If the latter, you are there to match yourself up against the hardest headed, self-motivated and driven type A’s in the world.  For me, this is why I compete.  If I am going to enter a race; it is a race after all; I am going to do everything I can to cross that finish line knowing I had nothing else left to give on that day.  That may mean crashing and burning and having a historic meltdown and has always resulted in me going to the medical tent after this race.  But maybe, just maybe, that may mean doing something that you never thought possible.  The human body is capable of so much more than we realize and can comprehend.  It is our minds’ that get in the way of achieving our full potential.  Every time I hear, I need to ride “my watts” or I can’t go over “X”, a piece of me dies.  I am not suggesting to go FTP from the gun, but we should be racing to see what our potential is.  Often times, that may mean we fail, but on that special day, it will mean you are able to accomplish what you previously thought impossible.  That is what motivates me and should motivate you.  To be great and do what you previously thought unachievable, it needs to hurt.  You need to second guess yourself.  You need to think this is insane and there is no way you can maintain this.  If you go easier because the conditions are harder, then you have already lost.  This is the World Championships – you should be going harder!  It should be tougher than anything you have experienced.  It is tougher for everyone and if you are able to mentally push through that, you will feel something you have never felt before.  For me, nothing is worse than not giving every ounce that I had.  The sporting events where I have not laid it on the line or let up, I lay in bed thinking about at night.  The what if, the should’ve been moments – those are the ones that will haunt me until the day I die.    You need to embrace the pain and learn how to suffer.  Only then can you truly achieve what you are capable of.  The individuals that perform the best are the ones willing to take that chance and go further than they ever thought possible.  Every race is not going to be their race, but the day that is their day, is the day that they will remember for the rest of their lives.
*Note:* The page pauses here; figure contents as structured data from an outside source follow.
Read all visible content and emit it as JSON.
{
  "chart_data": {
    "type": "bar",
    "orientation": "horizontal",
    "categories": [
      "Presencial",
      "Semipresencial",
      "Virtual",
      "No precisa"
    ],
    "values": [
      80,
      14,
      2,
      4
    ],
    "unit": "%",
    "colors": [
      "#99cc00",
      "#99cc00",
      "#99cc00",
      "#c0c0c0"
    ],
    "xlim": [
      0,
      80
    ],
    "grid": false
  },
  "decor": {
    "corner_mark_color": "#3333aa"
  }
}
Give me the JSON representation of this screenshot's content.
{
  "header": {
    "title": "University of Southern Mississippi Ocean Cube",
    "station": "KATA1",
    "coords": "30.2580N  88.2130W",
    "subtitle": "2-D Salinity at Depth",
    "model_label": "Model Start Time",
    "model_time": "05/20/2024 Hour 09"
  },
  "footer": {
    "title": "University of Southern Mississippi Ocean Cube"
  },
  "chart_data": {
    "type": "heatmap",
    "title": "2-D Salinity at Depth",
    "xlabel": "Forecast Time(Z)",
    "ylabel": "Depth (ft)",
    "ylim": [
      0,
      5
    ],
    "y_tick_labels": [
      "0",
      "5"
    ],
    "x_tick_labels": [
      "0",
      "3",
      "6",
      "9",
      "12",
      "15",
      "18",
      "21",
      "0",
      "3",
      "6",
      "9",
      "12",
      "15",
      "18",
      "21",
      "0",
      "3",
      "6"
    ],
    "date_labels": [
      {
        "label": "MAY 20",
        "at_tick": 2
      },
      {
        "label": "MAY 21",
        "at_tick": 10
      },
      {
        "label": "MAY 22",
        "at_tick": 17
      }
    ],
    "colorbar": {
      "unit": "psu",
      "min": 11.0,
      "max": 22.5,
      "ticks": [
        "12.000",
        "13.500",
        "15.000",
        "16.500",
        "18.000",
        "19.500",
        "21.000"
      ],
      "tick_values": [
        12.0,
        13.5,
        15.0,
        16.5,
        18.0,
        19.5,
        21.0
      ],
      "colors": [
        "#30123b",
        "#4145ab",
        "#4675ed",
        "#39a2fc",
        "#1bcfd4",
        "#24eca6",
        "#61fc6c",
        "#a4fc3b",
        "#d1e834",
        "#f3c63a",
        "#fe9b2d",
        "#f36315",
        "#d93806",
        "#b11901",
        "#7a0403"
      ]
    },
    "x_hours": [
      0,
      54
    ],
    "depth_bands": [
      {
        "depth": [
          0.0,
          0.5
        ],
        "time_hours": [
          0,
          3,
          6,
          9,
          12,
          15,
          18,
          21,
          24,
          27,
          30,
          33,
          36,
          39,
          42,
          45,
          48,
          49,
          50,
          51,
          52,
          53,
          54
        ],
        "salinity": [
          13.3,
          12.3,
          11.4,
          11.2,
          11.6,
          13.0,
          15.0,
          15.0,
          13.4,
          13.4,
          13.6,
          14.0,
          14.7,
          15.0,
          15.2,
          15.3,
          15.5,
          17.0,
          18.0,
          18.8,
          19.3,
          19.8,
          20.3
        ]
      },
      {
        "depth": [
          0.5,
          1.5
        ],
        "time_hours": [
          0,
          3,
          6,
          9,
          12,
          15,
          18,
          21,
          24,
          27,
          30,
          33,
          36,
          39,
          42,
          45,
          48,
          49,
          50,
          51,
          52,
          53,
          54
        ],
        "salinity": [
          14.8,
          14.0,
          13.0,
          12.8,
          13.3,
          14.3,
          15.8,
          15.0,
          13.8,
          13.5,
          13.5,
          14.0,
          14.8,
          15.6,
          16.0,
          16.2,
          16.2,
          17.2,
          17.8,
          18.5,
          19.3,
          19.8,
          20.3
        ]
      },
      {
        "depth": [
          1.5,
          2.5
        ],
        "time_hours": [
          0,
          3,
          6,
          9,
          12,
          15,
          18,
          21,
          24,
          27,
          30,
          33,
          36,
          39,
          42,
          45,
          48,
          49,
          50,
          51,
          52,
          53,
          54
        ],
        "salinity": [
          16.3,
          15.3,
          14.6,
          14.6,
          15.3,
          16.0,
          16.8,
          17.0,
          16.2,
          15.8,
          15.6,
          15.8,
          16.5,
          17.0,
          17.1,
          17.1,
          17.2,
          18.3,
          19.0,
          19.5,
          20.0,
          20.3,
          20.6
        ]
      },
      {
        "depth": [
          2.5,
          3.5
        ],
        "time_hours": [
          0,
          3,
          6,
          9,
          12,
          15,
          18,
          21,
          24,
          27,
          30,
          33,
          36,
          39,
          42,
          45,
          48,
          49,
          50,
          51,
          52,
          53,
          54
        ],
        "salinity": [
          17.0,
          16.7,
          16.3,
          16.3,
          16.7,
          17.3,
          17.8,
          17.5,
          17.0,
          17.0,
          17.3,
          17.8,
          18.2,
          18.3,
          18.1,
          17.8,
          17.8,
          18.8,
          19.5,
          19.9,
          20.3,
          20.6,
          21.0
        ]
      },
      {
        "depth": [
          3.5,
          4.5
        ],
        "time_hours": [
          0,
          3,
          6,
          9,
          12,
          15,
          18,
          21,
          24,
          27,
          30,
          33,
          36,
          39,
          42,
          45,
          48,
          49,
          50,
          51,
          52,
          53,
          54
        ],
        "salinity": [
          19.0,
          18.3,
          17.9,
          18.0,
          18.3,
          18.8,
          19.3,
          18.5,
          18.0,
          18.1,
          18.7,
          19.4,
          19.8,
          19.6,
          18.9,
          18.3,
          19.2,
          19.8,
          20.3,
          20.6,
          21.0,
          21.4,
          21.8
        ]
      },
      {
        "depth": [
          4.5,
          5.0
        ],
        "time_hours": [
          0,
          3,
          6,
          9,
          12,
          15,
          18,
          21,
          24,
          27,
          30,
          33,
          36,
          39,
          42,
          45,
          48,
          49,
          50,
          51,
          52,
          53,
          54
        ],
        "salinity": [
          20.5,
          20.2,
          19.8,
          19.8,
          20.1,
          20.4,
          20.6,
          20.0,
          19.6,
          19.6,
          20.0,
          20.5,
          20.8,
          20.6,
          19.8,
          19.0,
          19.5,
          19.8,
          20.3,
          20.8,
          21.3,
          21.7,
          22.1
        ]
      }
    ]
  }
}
With that – my advice is to get in the mix in the swim and push the bike.  The harder you ride, the less the wind affects you.  You need to be alert but if you are not pushing yourself, then you will never know what was possible. If you are riding hard, the cross winds, head winds and swirling winds are just that and as everyone else is thinking about them, you are passing them.  Do not skip an aid station and force yourself to drink more than you ever had.  You will lose more hydration and electrolytes than you can replace, so don’t miss an opportunity to get what you can in.  For the run, steady and strong.  Feed off the energy of the island, those cheering you on and your competitors.  Get something to drink (multiple drinks) at every aid station and find a reason to embrace the pain.  For some it is memories where you have excelled that make you feel good, for others, it is times where you didn’t achieve what you were capable of that motivate you.  Figure out what works for you and find a gear you didn’t know you had.  It is hot for everyone, embrace it and push on.  While others are embracing the last mile and taking in the atmosphere, you are putting time on your competitors, digging deep and ensuring you do not leave a second on the course as there will be plenty of time to soak up the atmosphere after you have crossed that line.

Of course, I will be a case deep listening to the Boss singing Glory Days on repeat as you all run down Ali’i Drive in two weeks.